Conto-vos como foi, para mim e para o meu círculo de afinidades, mas também para tantos outros que queriam ver-se livres do antigamente que nos sufocava, cantar a liberdade antes de Abril. Ir noite cerrada para os quartos mais altos das repúblicas estudantis, ou para apartamentos dos arredores que ingenuamente julgávamos seguros, e pôr a rodar vinis da Colette Magny, de Luis Llach, do Brel, do Ferré, da Mercedes Soza, do Jara, do Paco Ibañez, acompanhando-os num coro tão desafinado quanto entusiasta. Também escutar, vezes sem conta, o Zeca, o Adriano, o Zé Mário, o Cília, o Sérgio ou o Tino, bravos que pela palavra nos parecia estarem ali ao nosso lado.

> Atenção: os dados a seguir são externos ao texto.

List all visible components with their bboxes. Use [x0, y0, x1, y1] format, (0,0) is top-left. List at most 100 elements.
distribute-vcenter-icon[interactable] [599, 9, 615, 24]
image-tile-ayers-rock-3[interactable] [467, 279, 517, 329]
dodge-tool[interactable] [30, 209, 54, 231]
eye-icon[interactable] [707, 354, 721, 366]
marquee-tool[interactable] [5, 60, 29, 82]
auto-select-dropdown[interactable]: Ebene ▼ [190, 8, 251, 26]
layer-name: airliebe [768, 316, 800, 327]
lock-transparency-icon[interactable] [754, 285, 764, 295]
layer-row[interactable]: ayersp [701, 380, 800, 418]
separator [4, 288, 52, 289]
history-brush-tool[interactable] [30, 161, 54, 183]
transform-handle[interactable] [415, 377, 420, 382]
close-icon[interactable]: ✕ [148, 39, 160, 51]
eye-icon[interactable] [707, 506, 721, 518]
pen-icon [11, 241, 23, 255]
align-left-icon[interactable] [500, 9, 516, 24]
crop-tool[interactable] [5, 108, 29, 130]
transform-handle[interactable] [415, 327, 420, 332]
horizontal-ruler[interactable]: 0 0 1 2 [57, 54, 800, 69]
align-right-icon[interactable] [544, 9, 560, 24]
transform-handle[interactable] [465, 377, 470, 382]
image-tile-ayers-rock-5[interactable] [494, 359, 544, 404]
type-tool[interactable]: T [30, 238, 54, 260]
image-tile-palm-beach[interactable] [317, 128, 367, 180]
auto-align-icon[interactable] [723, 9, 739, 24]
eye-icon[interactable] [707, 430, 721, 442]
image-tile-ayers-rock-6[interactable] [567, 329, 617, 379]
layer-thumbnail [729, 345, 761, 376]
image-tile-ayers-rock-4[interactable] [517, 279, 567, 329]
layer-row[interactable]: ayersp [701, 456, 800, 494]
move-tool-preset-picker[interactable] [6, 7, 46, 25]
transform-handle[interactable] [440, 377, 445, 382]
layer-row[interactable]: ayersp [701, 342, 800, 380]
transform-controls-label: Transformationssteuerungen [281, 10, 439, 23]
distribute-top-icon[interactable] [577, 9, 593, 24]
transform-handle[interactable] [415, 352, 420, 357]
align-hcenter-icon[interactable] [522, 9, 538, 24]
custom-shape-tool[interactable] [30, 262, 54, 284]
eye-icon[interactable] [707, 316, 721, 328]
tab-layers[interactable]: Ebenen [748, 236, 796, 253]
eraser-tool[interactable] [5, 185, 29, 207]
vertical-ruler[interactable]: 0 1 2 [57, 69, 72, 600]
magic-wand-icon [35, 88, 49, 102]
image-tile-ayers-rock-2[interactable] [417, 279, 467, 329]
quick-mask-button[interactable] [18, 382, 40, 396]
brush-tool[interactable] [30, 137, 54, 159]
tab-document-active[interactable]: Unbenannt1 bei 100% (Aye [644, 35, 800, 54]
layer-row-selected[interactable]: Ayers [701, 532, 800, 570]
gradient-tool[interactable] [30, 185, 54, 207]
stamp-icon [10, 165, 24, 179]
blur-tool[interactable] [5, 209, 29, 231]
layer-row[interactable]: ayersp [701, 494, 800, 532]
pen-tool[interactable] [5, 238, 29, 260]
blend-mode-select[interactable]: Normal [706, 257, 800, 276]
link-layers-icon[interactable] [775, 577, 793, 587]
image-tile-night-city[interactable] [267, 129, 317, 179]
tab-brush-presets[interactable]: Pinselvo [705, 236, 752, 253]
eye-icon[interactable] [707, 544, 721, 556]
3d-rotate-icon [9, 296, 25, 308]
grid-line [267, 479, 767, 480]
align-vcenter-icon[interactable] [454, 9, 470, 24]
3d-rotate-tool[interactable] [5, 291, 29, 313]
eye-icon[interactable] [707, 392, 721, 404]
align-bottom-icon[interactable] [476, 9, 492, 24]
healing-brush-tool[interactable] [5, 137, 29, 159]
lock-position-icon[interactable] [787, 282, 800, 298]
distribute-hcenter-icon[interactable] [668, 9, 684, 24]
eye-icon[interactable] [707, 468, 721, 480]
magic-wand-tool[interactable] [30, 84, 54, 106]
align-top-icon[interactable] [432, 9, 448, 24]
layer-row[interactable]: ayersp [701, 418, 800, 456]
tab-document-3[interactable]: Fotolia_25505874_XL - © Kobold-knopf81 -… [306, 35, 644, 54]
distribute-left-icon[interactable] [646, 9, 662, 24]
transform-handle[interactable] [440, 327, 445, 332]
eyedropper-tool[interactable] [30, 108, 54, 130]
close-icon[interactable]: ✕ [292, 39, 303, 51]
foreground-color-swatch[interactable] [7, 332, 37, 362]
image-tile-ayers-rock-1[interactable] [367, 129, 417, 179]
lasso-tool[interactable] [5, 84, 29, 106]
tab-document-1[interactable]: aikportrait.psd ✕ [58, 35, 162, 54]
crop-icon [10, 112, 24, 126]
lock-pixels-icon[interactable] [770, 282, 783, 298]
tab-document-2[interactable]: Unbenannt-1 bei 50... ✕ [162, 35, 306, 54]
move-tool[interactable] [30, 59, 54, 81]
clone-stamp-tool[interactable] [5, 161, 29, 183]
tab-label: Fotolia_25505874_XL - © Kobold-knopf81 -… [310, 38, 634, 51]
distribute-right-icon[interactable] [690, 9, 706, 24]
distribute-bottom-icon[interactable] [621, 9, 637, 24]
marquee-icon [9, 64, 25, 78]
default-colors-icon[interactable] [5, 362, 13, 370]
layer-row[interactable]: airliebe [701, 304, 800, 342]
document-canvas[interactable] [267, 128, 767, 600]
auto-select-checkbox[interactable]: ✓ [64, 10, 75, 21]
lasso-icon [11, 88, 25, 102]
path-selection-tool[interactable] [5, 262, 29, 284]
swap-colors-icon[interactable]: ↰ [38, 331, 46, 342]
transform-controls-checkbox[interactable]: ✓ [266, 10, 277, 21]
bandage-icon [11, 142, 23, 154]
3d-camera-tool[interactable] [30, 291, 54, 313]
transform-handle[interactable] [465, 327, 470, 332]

Também o Bella Ciao, a Bandiera Rossa, a Ay Carmela!, o Si Mi Quieres Escribir, o Chant des Marais, a Internacional, cantados aos berros e em grupo, preservados da polícia pelos vidros fechados dos carros em segunda mão ou em caminhadas ao vento ou à chuva, por estradas e caminhos escolhidos por os presumirmos desertos. Ainda um Jean Ferrat a entoar o Camarade ou poemas do Aragon num velho gravador de bobinas, ligado debaixo de um cobertor numa casa isolada em pleno dezembro. E depois toda aquela música juvenil importada à socapa, mais ou menos eletrificada e ritmada, que raramente tinha textos políticos, mas integrava uma dimensão libertária e libertadora da vida pessoal que tanto desejávamos e pela qual também valia a pena combater.
Quando com a madrugada de todos os possíveis chegou a definitiva Grândola, partilhámo-la com a emoção e tomámo-la como um hino, mas já estávamos preparados.